Sunday, November 2, 2008

Sucking the romance out of wine

Okay, so I realized my last post had nothing to do with wine.

Then next, I realized, I wrote it because it was what I felt, something real, and it has been so long since I felt anything real about wine.

I, along with the prevailing economic situation, have sucked all romance out of wine.

What is there left in wine if there is no romance?

Not much. Just another commodity item, one whose price tag is $10 vs the harder to sell one that is $50, and then the really hard to sell one that is close to $100. Great.

What is it, when restaurants tell you they are hanging on by a thread, worried, anxious, not seeing any changes, hoping things will get better? It is something, but it is not about wine.

There was a time that the mere mention of Agrapart Non-vintage 7 cru would bring tears to my eyes because I've actually been to the estate and saw how this delicious beverage was made, tasted the grape juice that it came from, saw the men around the hand-press actually press down with their muscles and their backs until all the juice ran down... tasted the base wine, saw the vineyards, the horse that plows ("Venus"), tasted the bubbles and the vintage stuff that the proprietor only opens for special guests.

Wow, that time is today.

5 comments:

Samantha Dugan said...

Nancy,
This post is hard for me to comment on....first of all the thought of you losing your passion for wine breaks my heart. As someone that has sat across the table from you sharing and discussing a glass of wine that is so fucking amazing that we can not stop smelling it...sitting there looking back and forth at each other, feeling like we were doing something almost naughty because we took so much pleasure in it....that is romance.

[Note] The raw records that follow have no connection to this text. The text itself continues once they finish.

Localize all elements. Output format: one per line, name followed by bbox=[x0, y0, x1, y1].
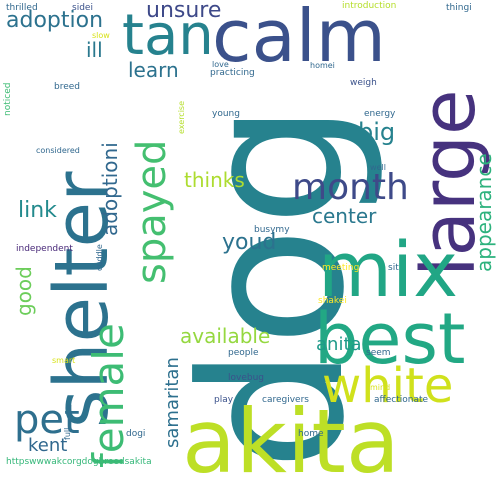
word-mix: mix bbox=[318, 225, 459, 314]
word-learn: learn bbox=[128, 58, 179, 82]
word-thinks: thinks bbox=[184, 168, 245, 192]
word-exercise: exercise bbox=[177, 100, 186, 134]
word-dogi: dogi bbox=[126, 429, 146, 439]
word-tan: tan bbox=[122, 3, 214, 68]
word-month: month bbox=[292, 167, 409, 208]
word-unsure: unsure bbox=[146, 0, 222, 23]
word-akita: akita bbox=[182, 390, 400, 493]
word-energy: energy bbox=[364, 109, 396, 119]
word-full: full bbox=[63, 427, 72, 440]
word-home: home bbox=[298, 429, 324, 439]
word-best: best bbox=[314, 298, 466, 380]
word-big: big bbox=[358, 118, 396, 146]
word-love: love bbox=[212, 60, 229, 69]
word-youd: youd bbox=[222, 230, 277, 255]
word-mind: mind bbox=[370, 383, 391, 392]
word-anita: anita bbox=[316, 334, 362, 355]
word-seem: seem bbox=[366, 348, 391, 358]
word-noticed: noticed bbox=[3, 82, 13, 116]
word-homei: homei bbox=[310, 61, 335, 70]
word-people: people bbox=[228, 348, 259, 358]
word-young: young bbox=[212, 109, 240, 119]
word-center: center bbox=[312, 204, 377, 228]
word-considered: considered bbox=[36, 146, 80, 155]
word-appearance: appearance bbox=[472, 153, 496, 272]
word-link: link bbox=[18, 198, 57, 223]
word-practicing: practicing bbox=[210, 68, 255, 78]
word-shakei: shakei bbox=[318, 296, 347, 306]
word-url: httpswwwakcorgdogbreedsakita bbox=[6, 457, 152, 467]
word-caregivers: caregivers bbox=[262, 395, 309, 405]
word-sit: sit bbox=[388, 263, 399, 273]
word-cuddle: cuddle bbox=[95, 244, 104, 271]
word-meeting: meeting bbox=[322, 263, 360, 273]
word-affectionate: affectionate bbox=[374, 395, 429, 405]
word-introduction: introduction bbox=[342, 1, 397, 11]
word-adoptioni: adoptioni bbox=[98, 142, 122, 236]
word-smart: smart bbox=[52, 356, 76, 365]
word-independent: independent bbox=[16, 244, 73, 254]
word-well: well bbox=[370, 163, 386, 172]
word-weigh: weigh bbox=[350, 78, 377, 88]
word-samaritan: samaritan bbox=[162, 357, 183, 448]
word-good: good bbox=[12, 266, 36, 316]
word-breed: breed bbox=[54, 82, 81, 92]
word-kent: kent bbox=[28, 435, 68, 456]
word-busymy: busymy bbox=[254, 225, 290, 235]
word-calm: calm bbox=[212, 0, 386, 78]
word-available: available bbox=[180, 324, 271, 348]
word-play: play bbox=[214, 395, 234, 405]
word-spayed: spayed bbox=[129, 139, 175, 284]
word-sidei: sidei bbox=[72, 3, 93, 13]
word-female: female bbox=[84, 323, 133, 468]
word-ill: ill bbox=[86, 38, 103, 62]
word-lovebug: lovebug bbox=[228, 373, 264, 383]
word-pet: pet bbox=[14, 397, 80, 443]
word-white: white bbox=[322, 358, 454, 414]
word-slow: slow bbox=[92, 31, 110, 40]
word-adoption: adoption bbox=[6, 8, 104, 33]
word-thingi: thingi bbox=[446, 3, 472, 13]
word-thrilled: thrilled bbox=[6, 3, 38, 13]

It has got to be so hard to be out there trying to sell wine right now and it is a very different thing that what we do at the store....you are walking in to a restaurant or retailer and trying to move units, at the store people are coming to see you to help them buy something....they come to buy something so in that way what we do is easier, (I hate to admit that because I once got very pissed off at Michael Sullivan for making a comment like that....but he was right in a way).

It must be very deflating to hear all the "we have been so slow" stories when you are trying to sell your beloved Rieslings...I mean how many times can you hear no before you stop being excited and when sales are slow it shows in your pocket so you have to work even harder to push product and move units...not sell your beautiful wines...changes the way you see them a bit I bet.

Your Agrapart story shows that your love of wine is still very much alive....any time you want to sit across the table and share a glass of wine, I'm there girlie!

Nancy Deprez said...

Awww, Sam, thank you for the beautiful comment. First of all, I'm not really losing my passion for wine, but it is true that it has not been activated for a long time.

Funny thing is this morning I got all choked up reading Sharon's Wine Blog (see her blog link on the left here) where a few posts from her most current one, she talks about drinking non-vintage Agrapart 7 cru. Then later, I read Randy's article on going through Champagne and he also talks about going to Agrapart. Funny and coincidental.

Problem is that the business of selling wine is unromantic, and takes the romanticism out of wine. I'll have to find a way to resolve that.

Thank you for the offer to get together and drink some wine together. That sounds awesome! I'll have to take you up on that soon.

Nancy Deprez said...

I guess another reason for the post is that the economy has really made it so that people are looking at the price tag so much more than the wine. Like who cares what wine it is as long as it is $10 or less. This is not romantic! But very real and practical and a sign of the times. Sigh.

I'm preaching to the choir, but let me just say there is no joy in having people choose a wine over another because it costs half as much as another one. This is not why any of us went into the wine business, to move units of the cheapest, easiest, most bulk form of product.

vickibarkley said...

But, that $10 bottle of wine has its place, and (as she reaches for another sip of the Mosel River 9.99 Riesling), can give lots of simple pleasure on a Monday evening, with papers to grade. Of course, I'd love to be drinking something more profound, more serious, more, oh, decadent. The little bottle of wine that sits quietly in the door of the fridge, drunk glass by glass over the course of a couple of days, is a beautiful thing, though, and life wouldn't be as rich without it.